When a new game comes out, it’s a talking point for everyone who plays it. When this began, everyone was talking about the same game. We all grew attached to aaabaaajss the Pidgeot and ABBBBBBK the Charmeleon. (The game lets you nickname your Pokémon. The cursor starts on A. You get the idea.) They were our Pokémon. We were all watching the same character get stuck in the same place.

And of course there were the memes, most prominently the fossil. At one point the only item Red had was the Helix Fossil, a semi-useless item you can’t discard. Incessant spamming meant that Red would check his bag once a minute and try to use the fossil, leading many to joke that he was ‘consulting’ it. The fossil took on mythic status overnight. Within days it had formed a pseudo-religion. The chat was filled with demands that we consult our lord and saviour the Helix as much as possible. When the players miraculously used the fossil for its intended purpose, ‘reviving’ it into the Pokémon Omanyte, it immediately became a deity, Lord Helix.
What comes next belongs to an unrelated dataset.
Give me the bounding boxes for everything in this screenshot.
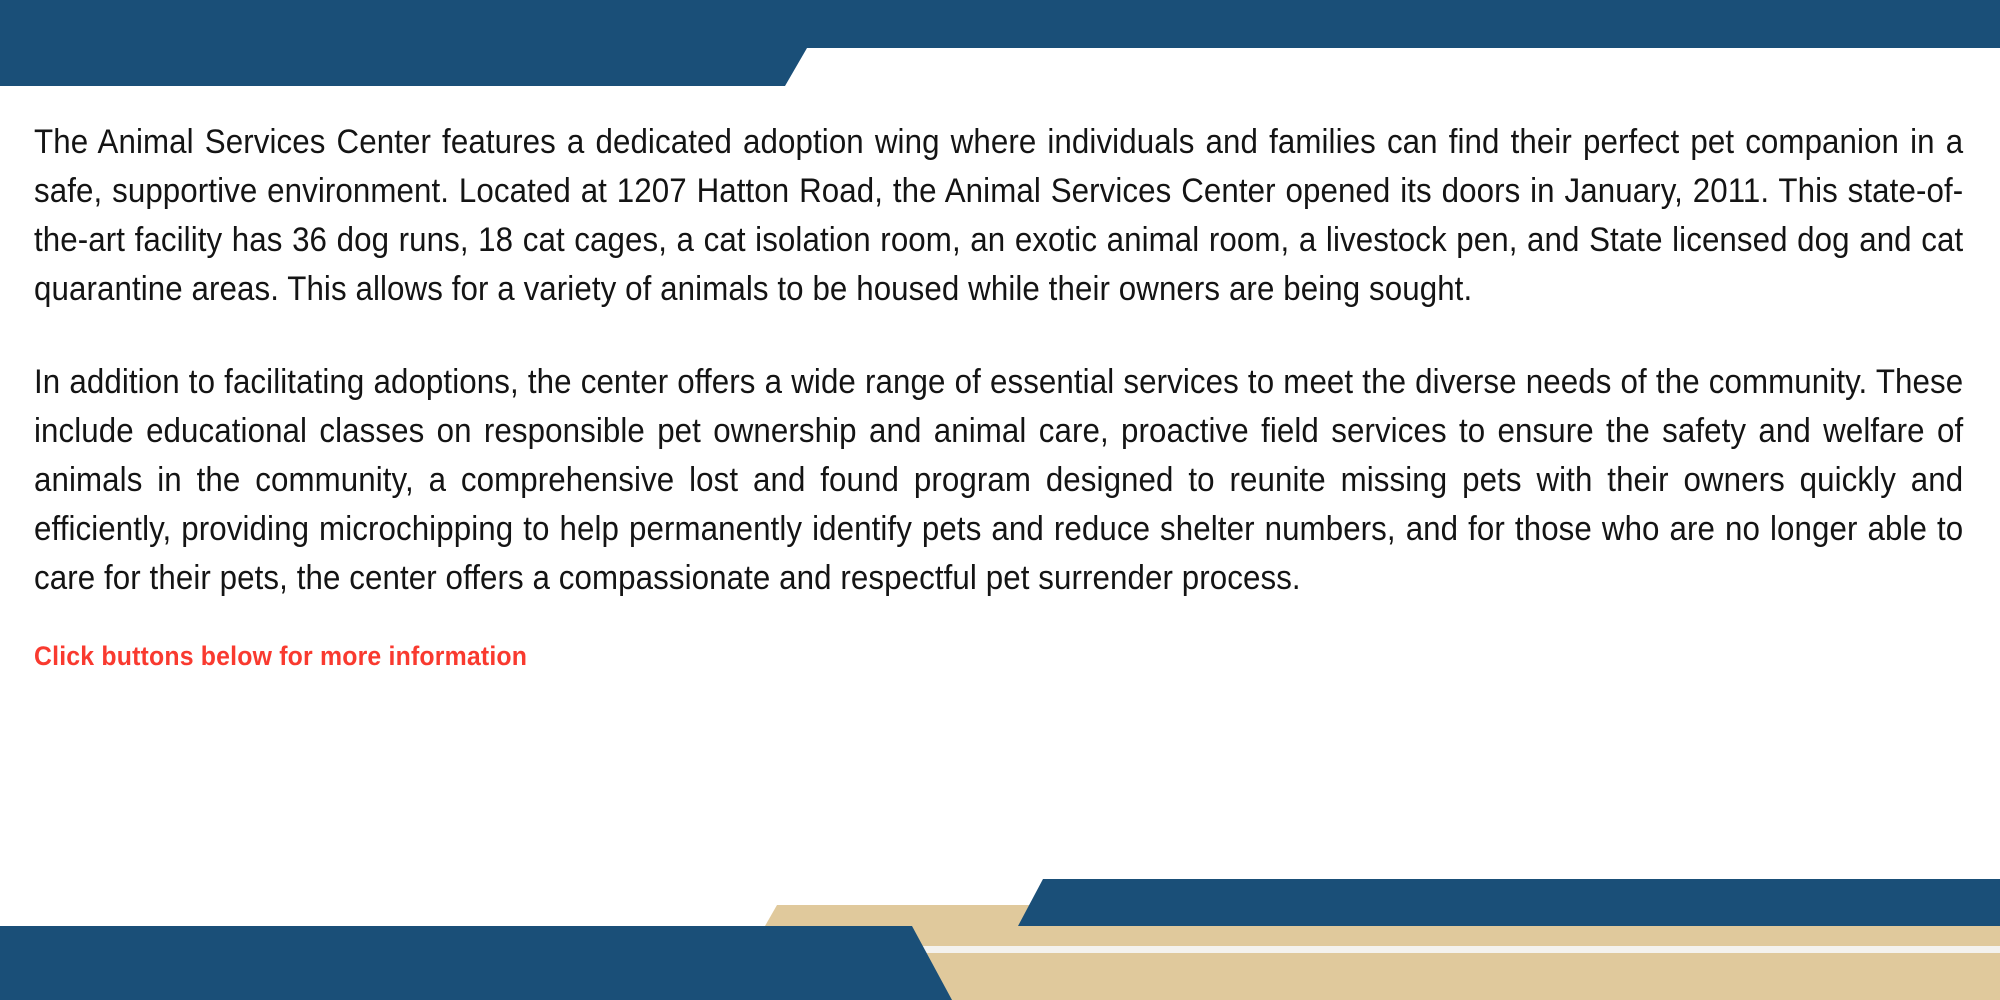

And then, amazingly, they won. After 16 days of stumbling around caves/buildings and releasing (effectively killing) most of their critters, they beat the main game story. The stream shut down for a while and then restarted with minigames, but promising to return soon with Pokémon Crystal, the sequel to Red.

And then people left. Clearly a lot of viewers were just there for the novelty – just to see if it could be done. Once vindicated, they saw no reason to go on. Others were there to troll and derail the playthrough (was winning really the ‘point’ of the stream, though?), and got bored. You were probably one of these people. But I wasn’t. I’m still watching. That’s right – it’s still going.

The Crystal playthrough happened, beating a much longer game in a slightly shorter time thanks to the reduced trolling. Then a brief break, then the next game in the series, Emerald. Then Fire Red, then Platinum, Heart Gold, Black, Black 2, and finally a game only a year old, Pokémon X.

With every game viewership dwindled. By Platinum they were averaging under 1,000 viewers at a time (so still tens of thousands a day – the stream runs 24/7). The memes dried up.

Despite constant new events and stories, with fewer people watching there simply weren’t as many people making memes. It got to the point where chat was slow enough for ‘chat leaders’ to emerge – people who knew what to instruct the rest of the players to do to progress more quickly, whose messages could be read amidst the cacophony. The only people left were people playing to ‘win’, and so by Pokémon X the game was finished in six days.

By then a great community had emerged. People communicated over Skype, posted plans on the Subreddit, and even talked about their work day in chat. The people who stuck with the stream had become friends, united by their desire to collectively move a single game character from point A to a really far away point B.

Twitch Plays Pokémon is like the Pokémon phenomenon on a shorter timescale. Both started off massive, with global media attention and cultural awareness, and both gradually fell in influence, leaving behind a core of dedicated fans who want to do it again and again. Clearly part of the appeal of TPP was nostalgia – people remembered playing Red as a kid. Not as many people remembered Platinum, or Black 2 (which is only two years old), and so in that respect this situation was inevitable, but I’d argue not a bad thing.

What’s next for TPP? Currently they’re playing Pokémon Stadium, which has no narrative and can be played indefinitely. There’s a few hundred viewers at any given time. It’s been like that since August – beating all the games took 6 months, roughly. There’s a new Pokémon game, Omega Ruby, coming out this month, and they intend to play that ASAP, and the streamer has promised various other Pokémon games and gimmicks afterwards. In other words, the future looks bright for the TPP community, and in the streamer’s words:

“I like to think of it as seasons, this (and the upcoming Omega Ruby run) has been the 2014 season of TPP. There will be a 2015 season too, usually the second season is the best one, right?”